Hypo: mfg gives chemical to employer who gives to employees: employees sue
employer within 3yrs, but fail to sue mfg within 10 yrs. Usually barred, but in CT,
worker is not barred if employee isnt entitled to workers comp (ie employee brings
product home).

Preemption

Geier
P crashes in car that DN have airbags or other passive restraints. DOT promulgates
law giving car mfg choice b/w airbags or other passive restraints. DOT also includes
preemption provision: no state may have similar safety std. Finally, DOT includes
savings clause: compliance DN exempt D from liability at CL.

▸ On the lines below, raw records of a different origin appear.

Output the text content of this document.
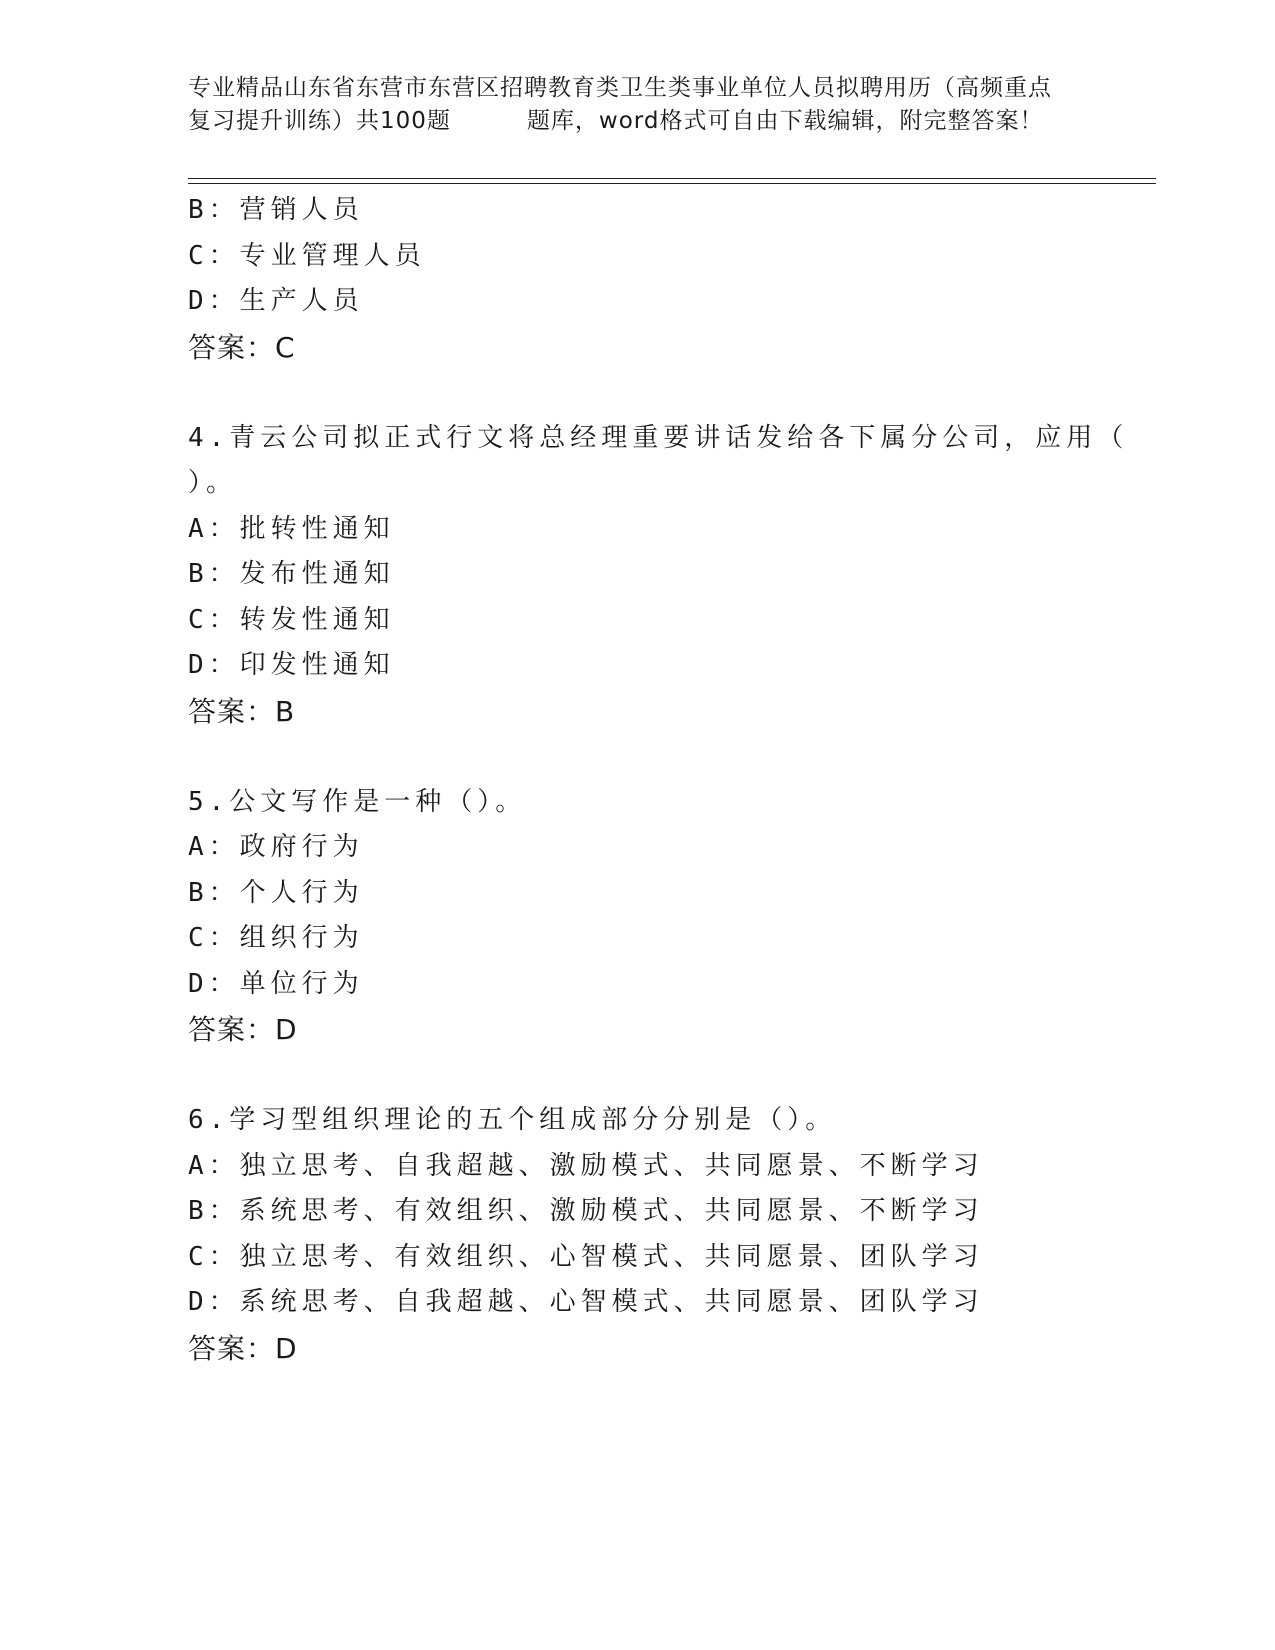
专业精品山东省东营市东营区招聘教育类卫生类事业单位人员拟聘用历（高频重点
复习提升训练）共100题	题库，word格式可自由下载编辑，附完整答案！
B：营销人员
C：专业管理人员
D：生产人员
答案：C
4.青云公司拟正式行文将总经理重要讲话发给各下属分公司，应用（
）。
A：批转性通知
B：发布性通知
C：转发性通知
D：印发性通知
答案：B
5.公文写作是一种（）。
A：政府行为
B：个人行为
C：组织行为
D：单位行为
答案：D
6.学习型组织理论的五个组成部分分别是（）。
A：独立思考、自我超越、激励模式、共同愿景、不断学习
B：系统思考、有效组织、激励模式、共同愿景、不断学习
C：独立思考、有效组织、心智模式、共同愿景、团队学习
D：系统思考、自我超越、心智模式、共同愿景、团队学习
答案：D
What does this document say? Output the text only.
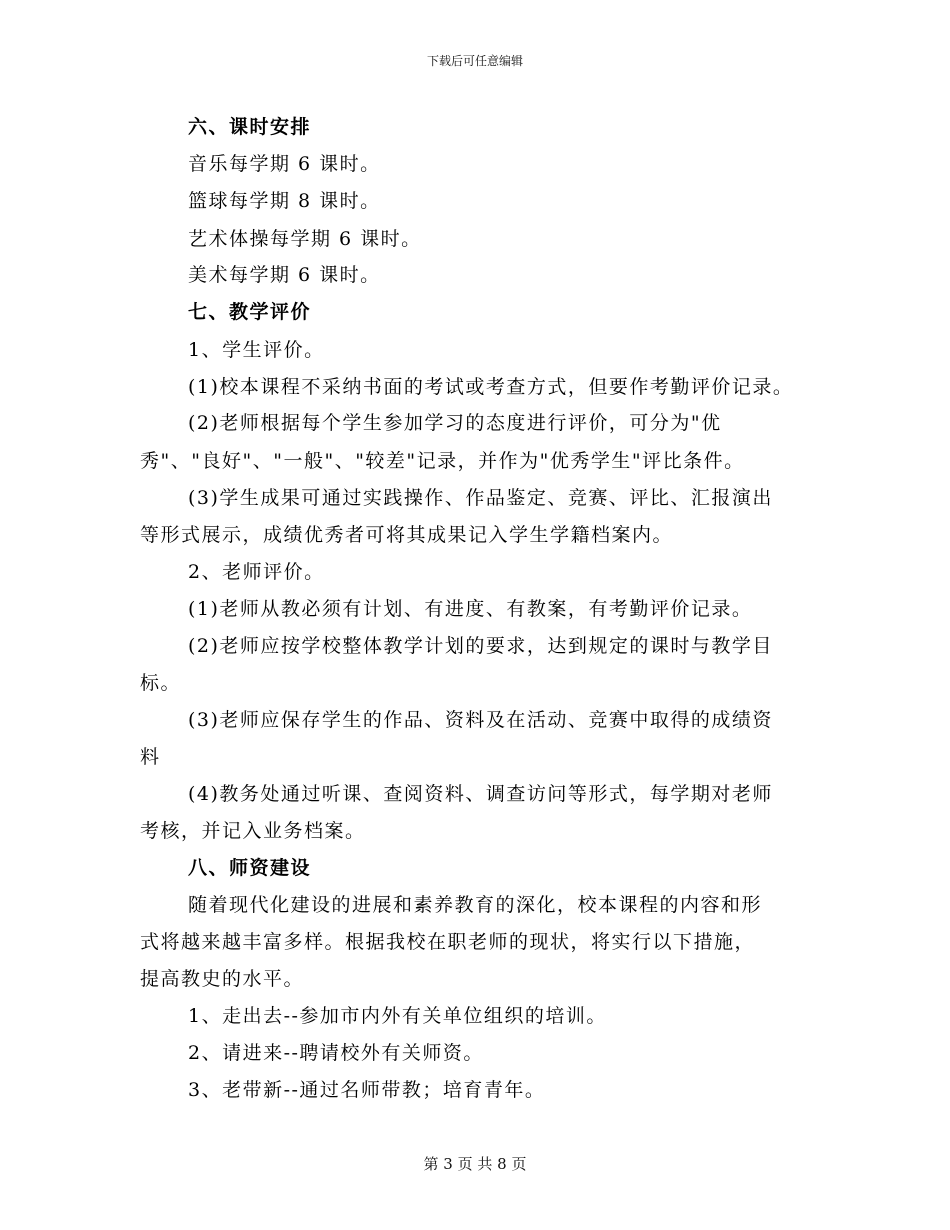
下载后可任意编辑
六、课时安排
音乐每学期 6 课时。
篮球每学期 8 课时。
艺术体操每学期 6 课时。
美术每学期 6 课时。
七、教学评价
1、学生评价。
(1)校本课程不采纳书面的考试或考查方式，但要作考勤评价记录。
(2)老师根据每个学生参加学习的态度进行评价，可分为"优
秀"、"良好"、"一般"、"较差"记录，并作为"优秀学生"评比条件。
(3)学生成果可通过实践操作、作品鉴定、竞赛、评比、汇报演出
等形式展示，成绩优秀者可将其成果记入学生学籍档案内。
2、老师评价。
(1)老师从教必须有计划、有进度、有教案，有考勤评价记录。
(2)老师应按学校整体教学计划的要求，达到规定的课时与教学目
标。
(3)老师应保存学生的作品、资料及在活动、竞赛中取得的成绩资
料
(4)教务处通过听课、查阅资料、调查访问等形式，每学期对老师
考核，并记入业务档案。
八、师资建设
随着现代化建设的进展和素养教育的深化，校本课程的内容和形
式将越来越丰富多样。根据我校在职老师的现状，将实行以下措施，
提高教史的水平。
1、走出去--参加市内外有关单位组织的培训。
2、请进来--聘请校外有关师资。
3、老带新--通过名师带教；培育青年。
第 3 页 共 8 页
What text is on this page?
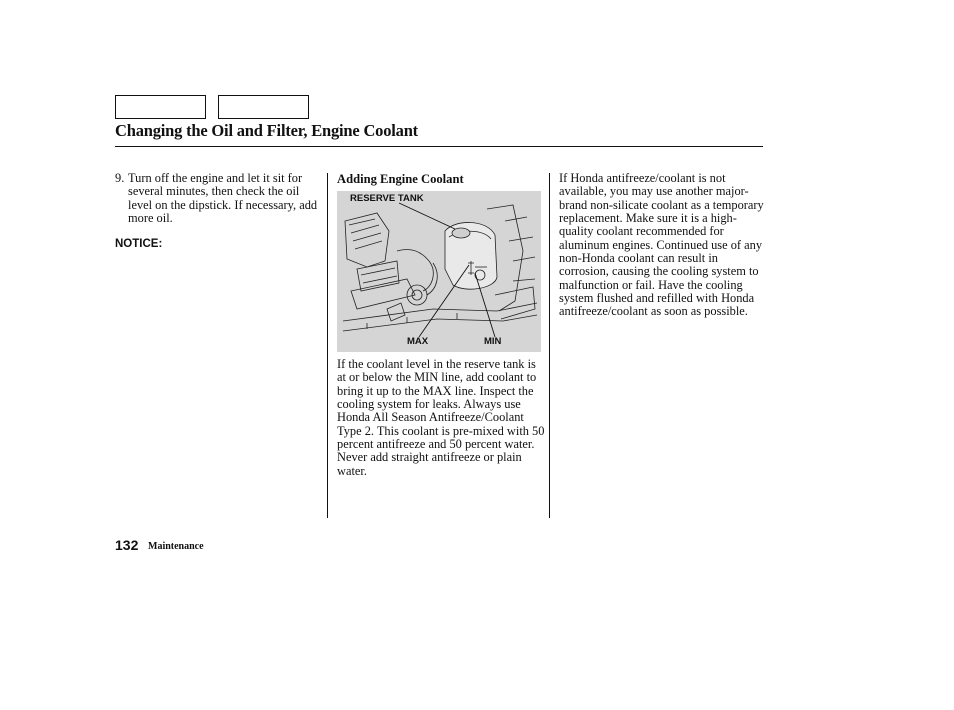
Changing the Oil and Filter, Engine Coolant
9. Turn off the engine and let it sit for several minutes, then check the oil level on the dipstick. If necessary, add more oil.
NOTICE:
Adding Engine Coolant
RESERVE TANK
MAX	MIN
If the coolant level in the reserve tank is at or below the MIN line, add coolant to bring it up to the MAX line. Inspect the cooling system for leaks. Always use Honda All Season Antifreeze/Coolant Type 2. This coolant is pre-mixed with 50 percent antifreeze and 50 percent water. Never add straight antifreeze or plain water.
If Honda antifreeze/coolant is not available, you may use another major-brand non-silicate coolant as a temporary replacement. Make sure it is a high-quality coolant recommended for aluminum engines. Continued use of any non-Honda coolant can result in corrosion, causing the cooling system to malfunction or fail. Have the cooling system flushed and refilled with Honda antifreeze/coolant as soon as possible.
132 Maintenance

CT: 1) Does DOTs pre-emption provision preempt this lawsuit? No b/c DOT
included a saving clause that permits a narrow reading of preemption that
exempts CL tort actions from it. CL actions are OK to the extent that they enforce
safety STDs. 2) Do ordinary preemption principles apply? Yes, despite savings
clause, nothing in the language suggests an intent to save state law tort actions
conflicting w/fed regs. 3) Does current no airbag complaint conflict w/DOTs
reqs? Yes, b/c DOT wanted mfgs to have choice b/w different mix of passive
restraints. State law mandating airbags are thus preempted.

Wyeth
IV drip method preferable to injection method; risk of gangrene & limb loss are
great using the latter method. P allege warnings DN instruct physicians to use
former method only. D allege warnings were FDA approved & thus 1) harsher state
rules are preempted. 2) state substitutes laymans judgment for FDAs expert
opinion & FDAs will to strike a balance: this is against congressional intent.

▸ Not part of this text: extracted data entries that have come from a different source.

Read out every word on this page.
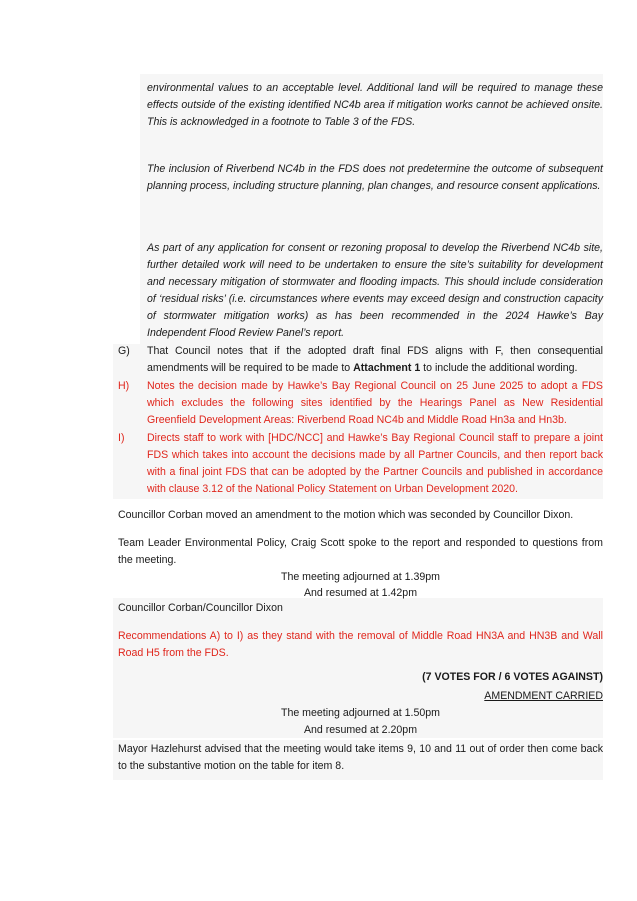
environmental values to an acceptable level. Additional land will be required to manage these effects outside of the existing identified NC4b area if mitigation works cannot be achieved onsite. This is acknowledged in a footnote to Table 3 of the FDS.

The inclusion of Riverbend NC4b in the FDS does not predetermine the outcome of subsequent planning process, including structure planning, plan changes, and resource consent applications.

As part of any application for consent or rezoning proposal to develop the Riverbend NC4b site, further detailed work will need to be undertaken to ensure the site’s suitability for development and necessary mitigation of stormwater and flooding impacts. This should include consideration of ‘residual risks’ (i.e. circumstances where events may exceed design and construction capacity of stormwater mitigation works) as has been recommended in the 2024 Hawke’s Bay Independent Flood Review Panel’s report.

G) That Council notes that if the adopted draft final FDS aligns with F, then consequential amendments will be required to be made to Attachment 1 to include the additional wording.

H) Notes the decision made by Hawke’s Bay Regional Council on 25 June 2025 to adopt a FDS which excludes the following sites identified by the Hearings Panel as New Residential Greenfield Development Areas: Riverbend Road NC4b and Middle Road Hn3a and Hn3b.

I) Directs staff to work with [HDC/NCC] and Hawke’s Bay Regional Council staff to prepare a joint FDS which takes into account the decisions made by all Partner Councils, and then report back with a final joint FDS that can be adopted by the Partner Councils and published in accordance with clause 3.12 of the National Policy Statement on Urban Development 2020.

Councillor Corban moved an amendment to the motion which was seconded by Councillor Dixon.

Team Leader Environmental Policy, Craig Scott spoke to the report and responded to questions from the meeting.

The meeting adjourned at 1.39pm

And resumed at 1.42pm

Councillor Corban/Councillor Dixon

Recommendations A) to I) as they stand with the removal of Middle Road HN3A and HN3B and Wall Road H5 from the FDS.

(7 VOTES FOR / 6 VOTES AGAINST)

AMENDMENT CARRIED

The meeting adjourned at 1.50pm

And resumed at 2.20pm

Mayor Hazlehurst advised that the meeting would take items 9, 10 and 11 out of order then come back to the substantive motion on the table for item 8.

CT: FDA approval create a floor, not put a ceiling on Ds obligations.
a) purpose of congress is supreme b) congresss intent must be clear to supersede
states.
a) Throughout its history, Congress has steadily enlarged FDAs powers save for the
exception of a savings clause state law would be invalidated upon a direct conflict
w/the FDA. Congress made mfgs responsible for updating their labels based on new
safety info.
Here, wrt Ds claims
1) D couldve compied w/both state & fed law. General requirement that label
changes require FDA approval unless mfg is making contraindication
stronger AND reflecting newly acquired info. HOWEVER, new info isnt
limited to new data but also include new analysis of data. Difficult FDA would
prosecute if D made its labels stronger. Mfg bears the responsibility for an
adq label. D had a duty at all times to provide a label adequately describing
the risks.
2) FDA is meant to protect consumers. Congress never enacted a state
preemption provision. Despite FDAs mandate establishing both a floor & a
ceiling, the weight CTs put on FDAs mandate depends on its thoroughness,
consistency, & persuasiveness. Under this STD, the FDA mandate DN merit
deference b/c it specifically mentions that it wont have federalism
implications & the FDA never thought of state law as an obstacle, instead
viewing its own regs as a floor. In light of the vast quantities of drugs, the FDA
DN have huge oversight capacities. Mfg have superior knowledge of their
drugs & state laws keep them in check.